Memorial plaque for the 'Hamburg Firestorm’
Hamburg was one of the heaviest damaged by bombs city in World War II. The Allied bombing raids carried out between 25 July and 3 August 1943 had the most devastating consequences. For several nights in a row, the British Royal Air Force bombed Hamburg’s densely populated inner-city districts with the aim of generally demoralising the German population. During the day, the US Air Force attacked submarine yards and armaments factories.

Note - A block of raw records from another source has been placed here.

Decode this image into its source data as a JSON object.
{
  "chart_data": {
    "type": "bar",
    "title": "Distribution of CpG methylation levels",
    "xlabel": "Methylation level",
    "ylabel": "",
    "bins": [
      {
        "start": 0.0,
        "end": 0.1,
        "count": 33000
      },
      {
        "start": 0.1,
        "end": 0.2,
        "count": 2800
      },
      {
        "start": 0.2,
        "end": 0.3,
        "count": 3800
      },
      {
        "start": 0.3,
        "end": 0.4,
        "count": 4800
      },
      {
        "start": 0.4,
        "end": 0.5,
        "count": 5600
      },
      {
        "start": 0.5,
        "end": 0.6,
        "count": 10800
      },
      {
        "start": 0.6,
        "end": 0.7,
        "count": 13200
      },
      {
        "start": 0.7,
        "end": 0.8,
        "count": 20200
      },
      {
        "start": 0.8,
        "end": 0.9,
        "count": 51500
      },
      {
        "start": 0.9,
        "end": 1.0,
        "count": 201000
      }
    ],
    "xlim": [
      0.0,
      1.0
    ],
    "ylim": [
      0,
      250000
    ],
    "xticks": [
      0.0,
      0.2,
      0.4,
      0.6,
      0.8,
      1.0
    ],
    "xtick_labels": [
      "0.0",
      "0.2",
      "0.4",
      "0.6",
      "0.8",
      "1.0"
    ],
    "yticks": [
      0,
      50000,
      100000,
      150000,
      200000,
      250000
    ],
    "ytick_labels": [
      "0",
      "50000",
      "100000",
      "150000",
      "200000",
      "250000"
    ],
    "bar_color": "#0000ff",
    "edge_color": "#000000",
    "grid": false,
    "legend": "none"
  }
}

The Allied raids known as ‘Operation Gomorrah’ reduced much of the city to rubble and ash. More than 35,000 people died in the fires, including thousands of foreign forced labourers and more than 5,000 children. One million people fled the city, and more than 120,000 were wounded, many of them severely. The eastern part of Hamburg was particularly hard hit. The neighbourhoods of Hammerbrook, Rothenburgsort, Horn and Hamm were completely destroyed in the ‘firestorm’, and these city quarters were declared a restricted zone.
Prisoners from the Neuengamme concentration camp were forced to recover bodies, clear rubble and defuse unexploded bombs. From early August 1943 these prisoners were housed first on Brackdamm (2. SS Construction Brigade, with 900 prisoners), and later in the satellite camps on Spaldingstrasse (2,000 prisoners) and Bullenhuser Damm (up to 1,000 prisoners).